Here is a scene I recall from a wildlife documentary. It involved two groups of chimpanzees living side by side in Africa which are sometimes drawn into conflict. Every now and again a chimp is attacked by the other group and injured or even killed. On one occasion, a female chimpanzee unluckily became separated from her tribe and was targeted by the other clan. A number of chimps began to track her down through the jungle in an apparently coordinated hunting party as she ran for her life in panic and terror. But the assailants were too fast and too well organized, and the female was fatally wounded by their savage attack.

The viewer of this footage may ask the question: assuming the absence of serious personal risk, should the documentary makers have intervened to save her, perhaps by distracting the pursuers and giving her the chance to get back to her group? For many people the answer to this will be that obviously they should not. For, it may be said, these are wild and free-living animals, and the people making the film are merely observers of what happens naturally in the wild.

Is this right? And, moreover, is it true that we should never intervene to assist free-living animals? There is a larger question here of what right and what responsibility we humans have to alter the lives of naturally occurring animal populations. For example, should we intervene when a group of wild animals suffer from prolonged drought or lack of food brought about by natural changes in the environment?

Let us consider what may lie behind the thought that we have neither the right nor the responsibility to get involved; that we should assume the role of observers, not actors. One obvious suggestion is that intervention may cause more harm than good to wild creatures. For instance, providing food to one subset of animals may damage the predator-prey balance and so have complex and unpredictable effects throughout the ecosystem.

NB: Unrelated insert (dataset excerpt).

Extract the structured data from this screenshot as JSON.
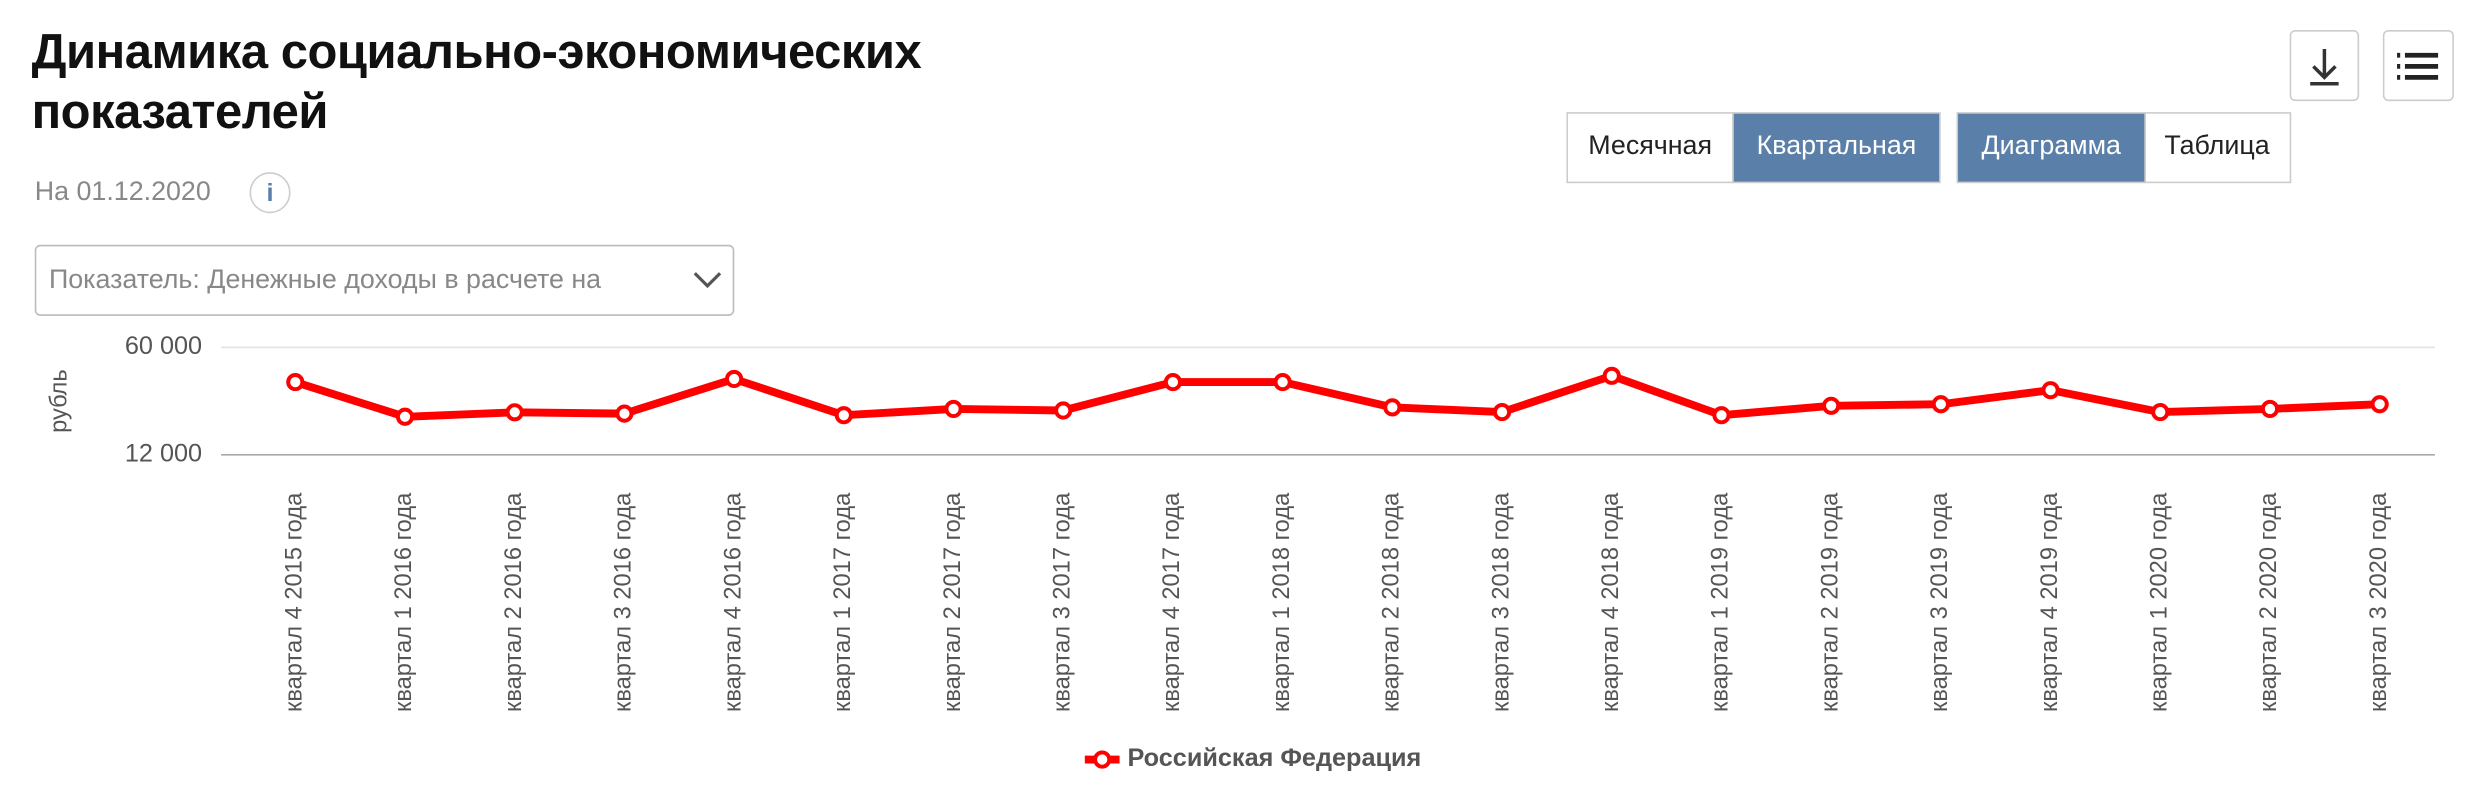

This is surely one of the great lessons to have emerged from biology and from human experience. There are innumerable cases of environmental stuff-ups created by our ignorance.

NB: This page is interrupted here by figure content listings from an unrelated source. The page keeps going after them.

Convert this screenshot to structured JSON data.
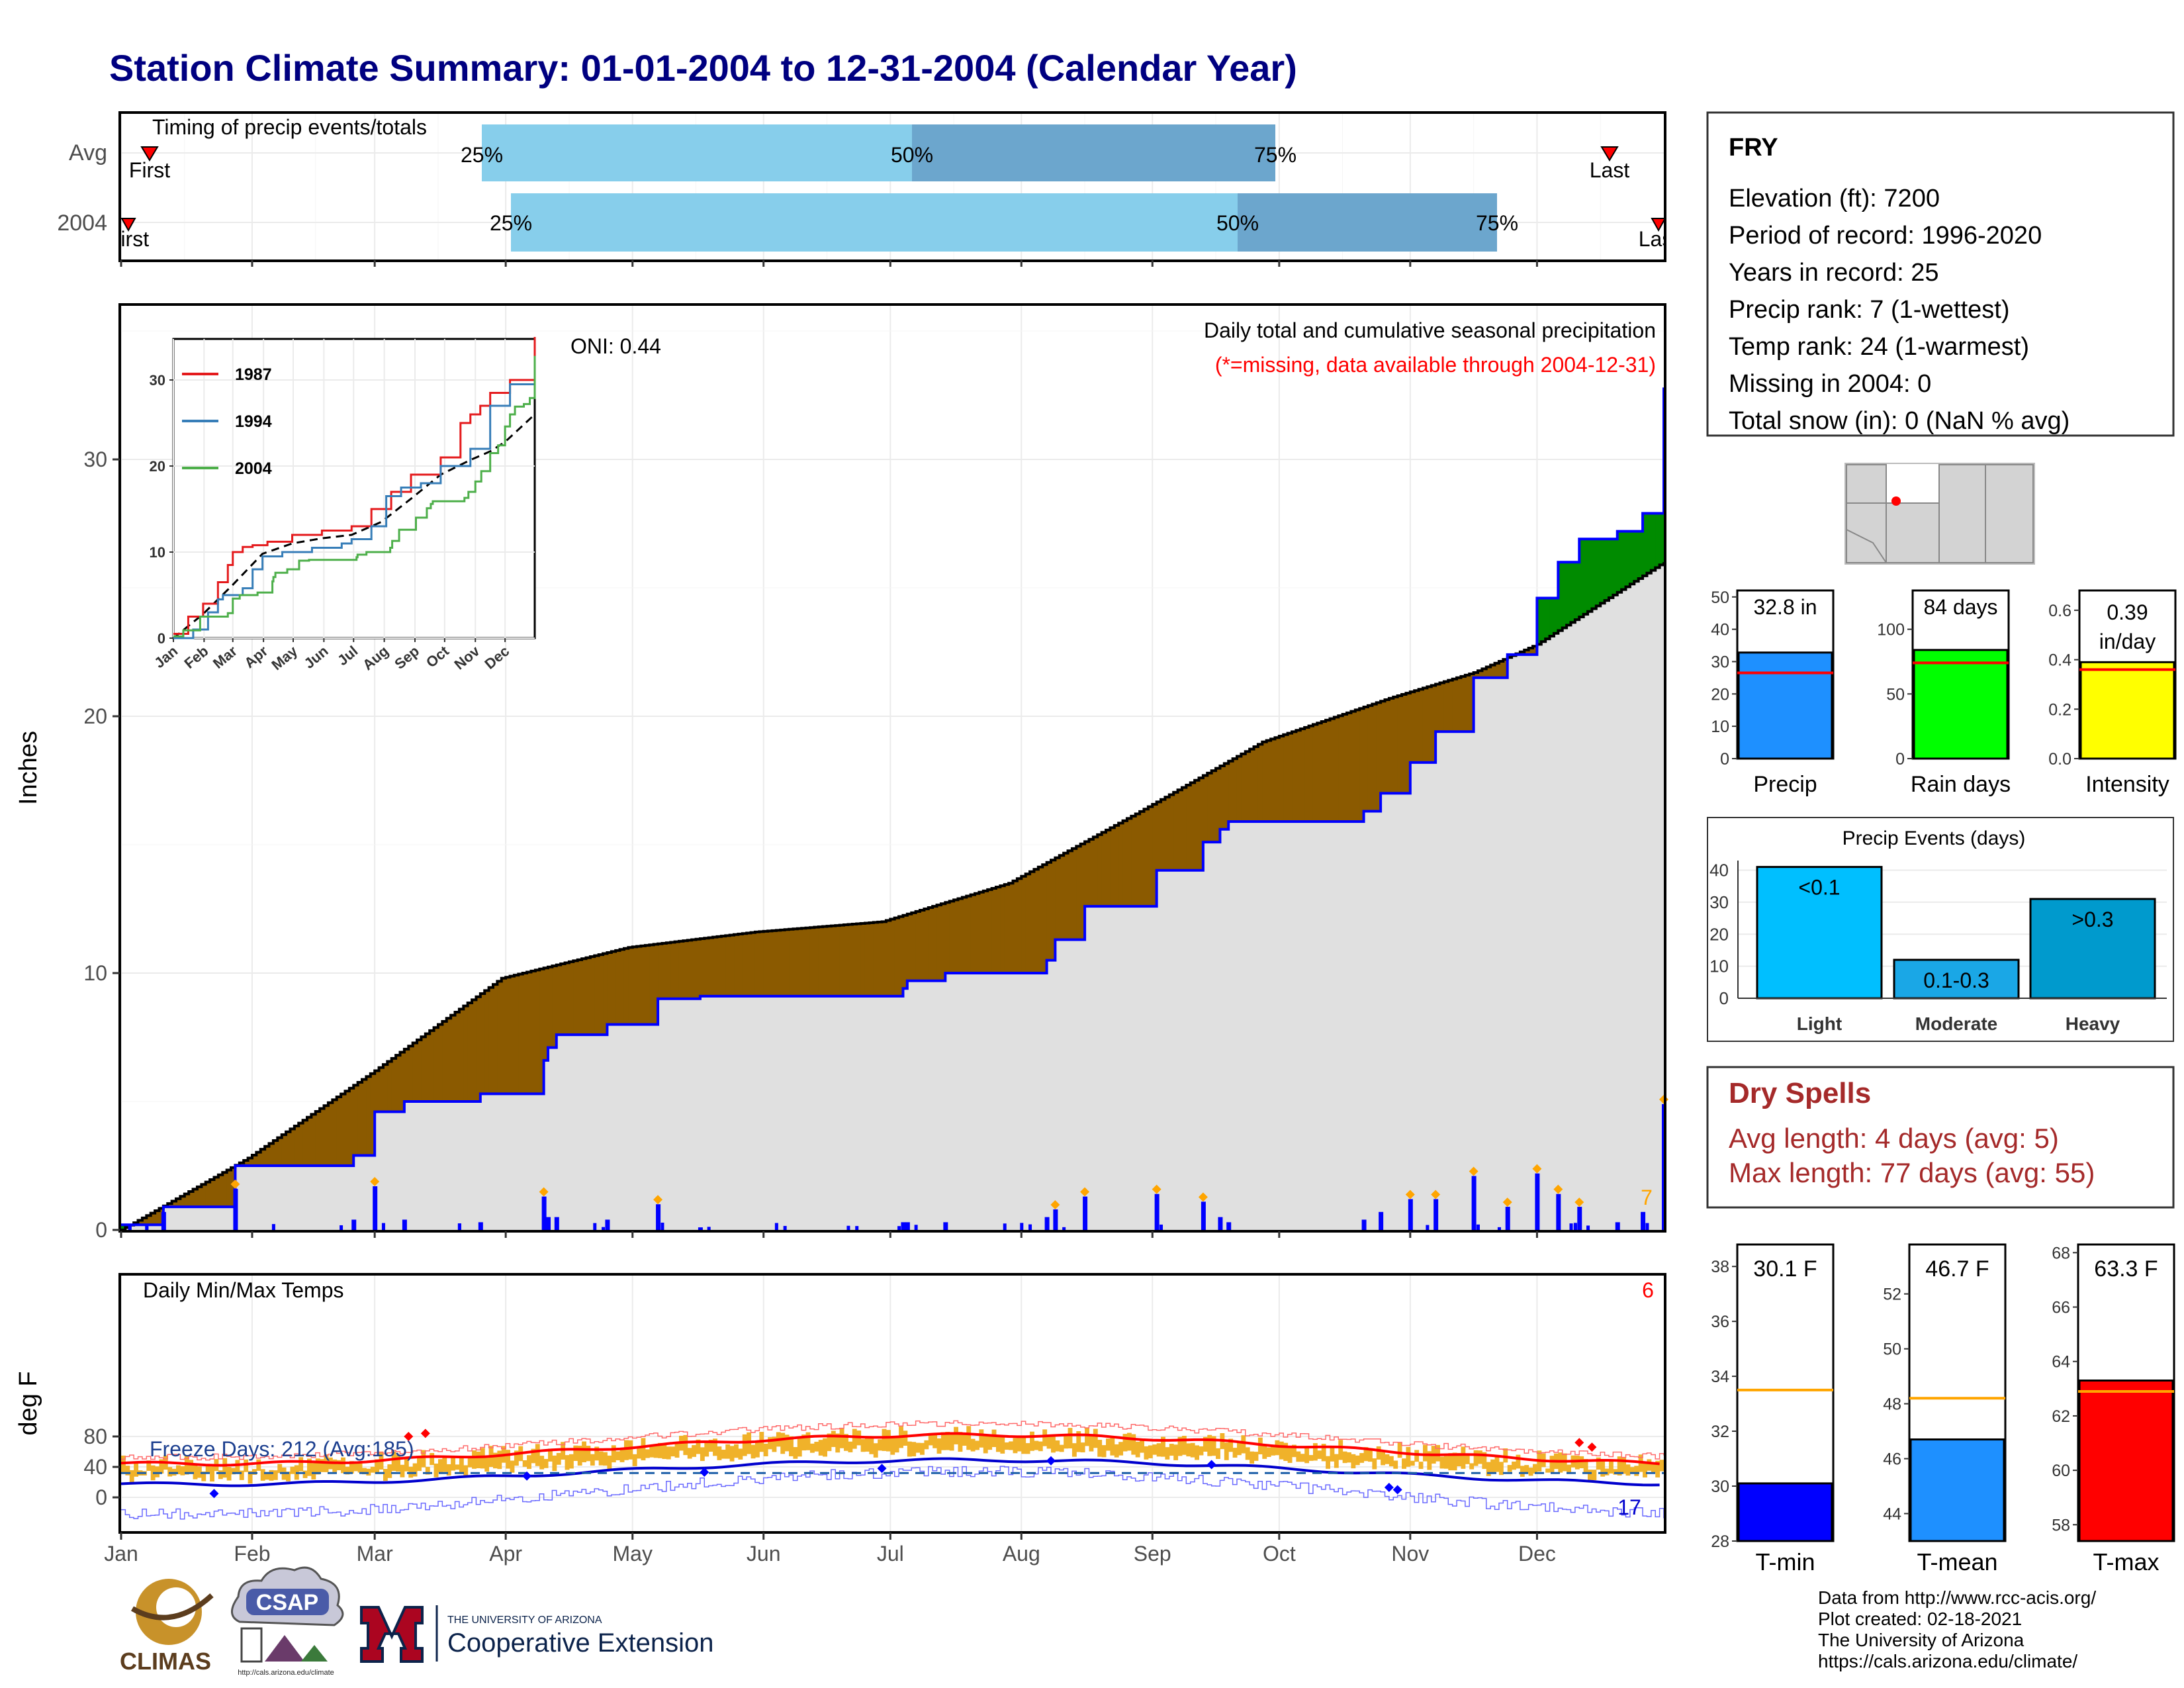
{
  "title": "Station Climate Summary: 01-01-2004 to 12-31-2004 (Calendar Year)",
  "timing": {
    "panel_label": "Timing of precip events/totals",
    "rows": [
      "Avg",
      "2004"
    ],
    "avg": {
      "first_label": "First",
      "last_label": "Last",
      "p25": "25%",
      "p50": "50%",
      "p75": "75%"
    },
    "y2004": {
      "first_label": "First",
      "last_label": "Last",
      "p25": "25%",
      "p50": "50%",
      "p75": "75%"
    },
    "colors": {
      "light": "#87CEEB",
      "dark": "#6CA6CD",
      "marker": "#FF0000"
    }
  },
  "months": [
    "Jan",
    "Feb",
    "Mar",
    "Apr",
    "May",
    "Jun",
    "Jul",
    "Aug",
    "Sep",
    "Oct",
    "Nov",
    "Dec"
  ],
  "precip_panel": {
    "ylabel": "Inches",
    "yticks": [
      "0",
      "10",
      "20",
      "30"
    ],
    "oni": "ONI: 0.44",
    "label": "Daily total and cumulative seasonal precipitation",
    "missing_note": "(*=missing, data available through 2004-12-31)",
    "corner_count": "7",
    "colors": {
      "above": "#008B00",
      "below": "#8B5A00",
      "fill": "#E0E0E0",
      "observed": "#0000FF",
      "daily": "#0000FF"
    }
  },
  "inset": {
    "yticks": [
      "0",
      "10",
      "20",
      "30"
    ],
    "months": [
      "Jan",
      "Feb",
      "Mar",
      "Apr",
      "May",
      "Jun",
      "Jul",
      "Aug",
      "Sep",
      "Oct",
      "Nov",
      "Dec"
    ],
    "legend": [
      {
        "name": "1987",
        "color": "#E41A1C"
      },
      {
        "name": "1994",
        "color": "#377EB8"
      },
      {
        "name": "2004",
        "color": "#4DAF4A"
      }
    ]
  },
  "temp_panel": {
    "ylabel": "deg F",
    "label": "Daily Min/Max Temps",
    "freeze": "Freeze Days: 212 (Avg:185)",
    "count_red": "6",
    "count_blue": "17",
    "yticks": [
      "0",
      "40",
      "80"
    ]
  },
  "station": {
    "name": "FRY",
    "lines": [
      "Elevation (ft): 7200",
      "Period of record: 1996-2020",
      "Years in record: 25",
      "Precip rank: 7 (1-wettest)",
      "Temp rank: 24 (1-warmest)",
      "Missing in 2004: 0",
      "Total snow (in): 0 (NaN % avg)"
    ]
  },
  "summary_bars": [
    {
      "label": "Precip",
      "value_text": "32.8 in",
      "value": 32.8,
      "avg": 26.5,
      "ymax": 52,
      "ticks": [
        "0",
        "10",
        "20",
        "30",
        "40",
        "50"
      ],
      "color": "#1E90FF"
    },
    {
      "label": "Rain days",
      "value_text": "84 days",
      "value": 84,
      "avg": 74,
      "ymax": 130,
      "ticks": [
        "0",
        "50",
        "100"
      ],
      "color": "#00FF00"
    },
    {
      "label": "Intensity",
      "value_text": "0.39 in/day",
      "value": 0.39,
      "avg": 0.36,
      "ymax": 0.68,
      "ticks": [
        "0.0",
        "0.2",
        "0.4",
        "0.6"
      ],
      "color": "#FFFF00"
    }
  ],
  "events": {
    "title": "Precip Events (days)",
    "yticks": [
      "0",
      "10",
      "20",
      "30",
      "40"
    ],
    "bars": [
      {
        "category": "Light",
        "value": 41,
        "label": "<0.1",
        "color": "#00BFFF"
      },
      {
        "category": "Moderate",
        "value": 12,
        "label": "0.1-0.3",
        "color": "#1AA7E6"
      },
      {
        "category": "Heavy",
        "value": 31,
        "label": ">0.3",
        "color": "#009ACD"
      }
    ]
  },
  "dry_spells": {
    "title": "Dry Spells",
    "avg_line": "Avg length: 4 days (avg: 5)",
    "max_line": "Max length: 77 days (avg: 55)"
  },
  "temp_bars": [
    {
      "label": "T-min",
      "value_text": "30.1 F",
      "value": 30.1,
      "avg": 33.5,
      "ymin": 28,
      "ymax": 38.8,
      "ticks": [
        "28",
        "30",
        "32",
        "34",
        "36",
        "38"
      ],
      "color": "#0000FF"
    },
    {
      "label": "T-mean",
      "value_text": "46.7 F",
      "value": 46.7,
      "avg": 48.2,
      "ymin": 43,
      "ymax": 53.8,
      "ticks": [
        "44",
        "46",
        "48",
        "50",
        "52"
      ],
      "color": "#1E90FF"
    },
    {
      "label": "T-max",
      "value_text": "63.3 F",
      "value": 63.3,
      "avg": 62.9,
      "ymin": 57.4,
      "ymax": 68.3,
      "ticks": [
        "58",
        "60",
        "62",
        "64",
        "66",
        "68"
      ],
      "color": "#FF0000"
    }
  ],
  "credits": {
    "lines": [
      "Data from http://www.rcc-acis.org/",
      "Plot created: 02-18-2021",
      "The University of Arizona",
      "https://cals.arizona.edu/climate/"
    ],
    "logos": {
      "climas": "CLIMAS",
      "csap": "CSAP",
      "csap_url": "http://cals.arizona.edu/climate",
      "ua_top": "THE UNIVERSITY OF ARIZONA",
      "ua_bottom": "Cooperative Extension"
    }
  },
  "chart_data": {
    "type": "area",
    "title": "Station Climate Summary: 01-01-2004 to 12-31-2004 (Calendar Year)",
    "ylabel": "Inches",
    "ylim": [
      0,
      35
    ],
    "cumulative_observed": {
      "days": [
        0,
        10,
        26,
        27,
        55,
        60,
        67,
        85,
        100,
        101,
        103,
        115,
        127,
        137,
        185,
        186,
        195,
        219,
        221,
        228,
        245,
        256,
        260,
        262,
        294,
        295,
        298,
        305,
        311,
        320,
        328,
        335,
        340,
        345,
        354,
        360,
        365
      ],
      "values": [
        0.2,
        0.9,
        0.9,
        2.5,
        2.9,
        4.6,
        5.0,
        5.3,
        6.6,
        7.1,
        7.6,
        8.0,
        9.0,
        9.1,
        9.4,
        9.7,
        10.0,
        10.5,
        11.3,
        12.6,
        14.0,
        15.1,
        15.6,
        15.9,
        16.3,
        16.3,
        17.0,
        18.2,
        19.4,
        21.5,
        22.4,
        24.6,
        26.0,
        26.9,
        27.2,
        27.9,
        32.8
      ]
    },
    "cumulative_average": {
      "days": [
        0,
        30,
        60,
        90,
        120,
        150,
        180,
        210,
        240,
        270,
        300,
        320,
        335,
        365
      ],
      "values": [
        0.0,
        2.8,
        6.2,
        9.8,
        11.0,
        11.6,
        12.0,
        13.5,
        16.2,
        19.0,
        20.7,
        21.7,
        22.8,
        26.0
      ]
    },
    "precip_events_days": {
      "categories": [
        "Light",
        "Moderate",
        "Heavy"
      ],
      "values": [
        41,
        12,
        31
      ]
    },
    "temperature_bars_F": {
      "categories": [
        "T-min",
        "T-mean",
        "T-max"
      ],
      "values": [
        30.1,
        46.7,
        63.3
      ],
      "averages": [
        33.5,
        48.2,
        62.9
      ]
    }
  }
}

Nonetheless, this important lesson does not imply that we may never intervene. Can we say that giving the female chimpanzee the opportunity to escape will upset the “balance of nature”? After all, it was purely through bad luck that she became separated from her tribe and that she was unable to re-join them. Moreover, the relationship between her and her pursuers was not like, say, the relationship between a cheetah and a gazelle. Perhaps, then, her death was quite unnecessary for the health of the two ape populations.

But even if that is proved false, there are surely many other cases in which intervention would do no harm and may even help. Would such action, however, risk interfering with the process of evolution? Presumably, it is impossible to rule that out. Yet if any intervention preserved the integrity and balance of animal populations and ecosystems, would it matter if human beings influenced unseen evolutionary pathways? Aren’t we already doing this?

I suspect the feeling some people have that we should not intercede on behalf of animals will persist despite these points. The thought that it is improper to be other than spectators upon the wild is a strong one. Perhaps there is also a deep, if ungrounded, sense that stepping in must be harmful to the animals, or that there is an absolute dividing line between us and them that makes intervention somehow unnatural.

Some may also feel that we have no responsibility to render assistance to free-living animals. Indeed, it has been suggested that some recent ethical positions on animals discredit themselves by implying we ought to help free-living animals in trouble.

The environmental philosopher Professor Freya Mathews suggests that many conservationists are opposed to, say, the artificial feeding of wildlife for deep reasons associated with the nature of wildness itself. Unlike domestic species, wild animals live their own lives and make their own choices. They are not our property or our companions. Mathews says that to “acknowledge the moral sovereignty of wildlife is to concede that they are entitled to their own ecological estates”. The world belongs to them as much as it does to us.

However, humankind has inflicted great harm upon the earth and its species. And this harm is only set to worsen with the coming of profound anthropogenic changes in climate. So as, for example, polar bears start to starve in the Arctic, some conservationists are reluctantly suggesting that we provide supplemental feeding to them. This could indeed modify the whole way of life of polar bears, who would increasingly come into contact with human beings and who would not hunt in their normal fashion.

Supposing such a scenario happens across other parts of the animal kingdom, Mathews says, the relationship we have with the wild will be very different. It will go well beyond feeding rosellas and rescuing them when they are attacked by cats or crash into windows. It would mean that we treat free-living, wild animals as simultaneously independent and, where necessary, deserving of our help and assistance. In such a world, perhaps we will be more inclined to save the chimpanzee who was in serious trouble.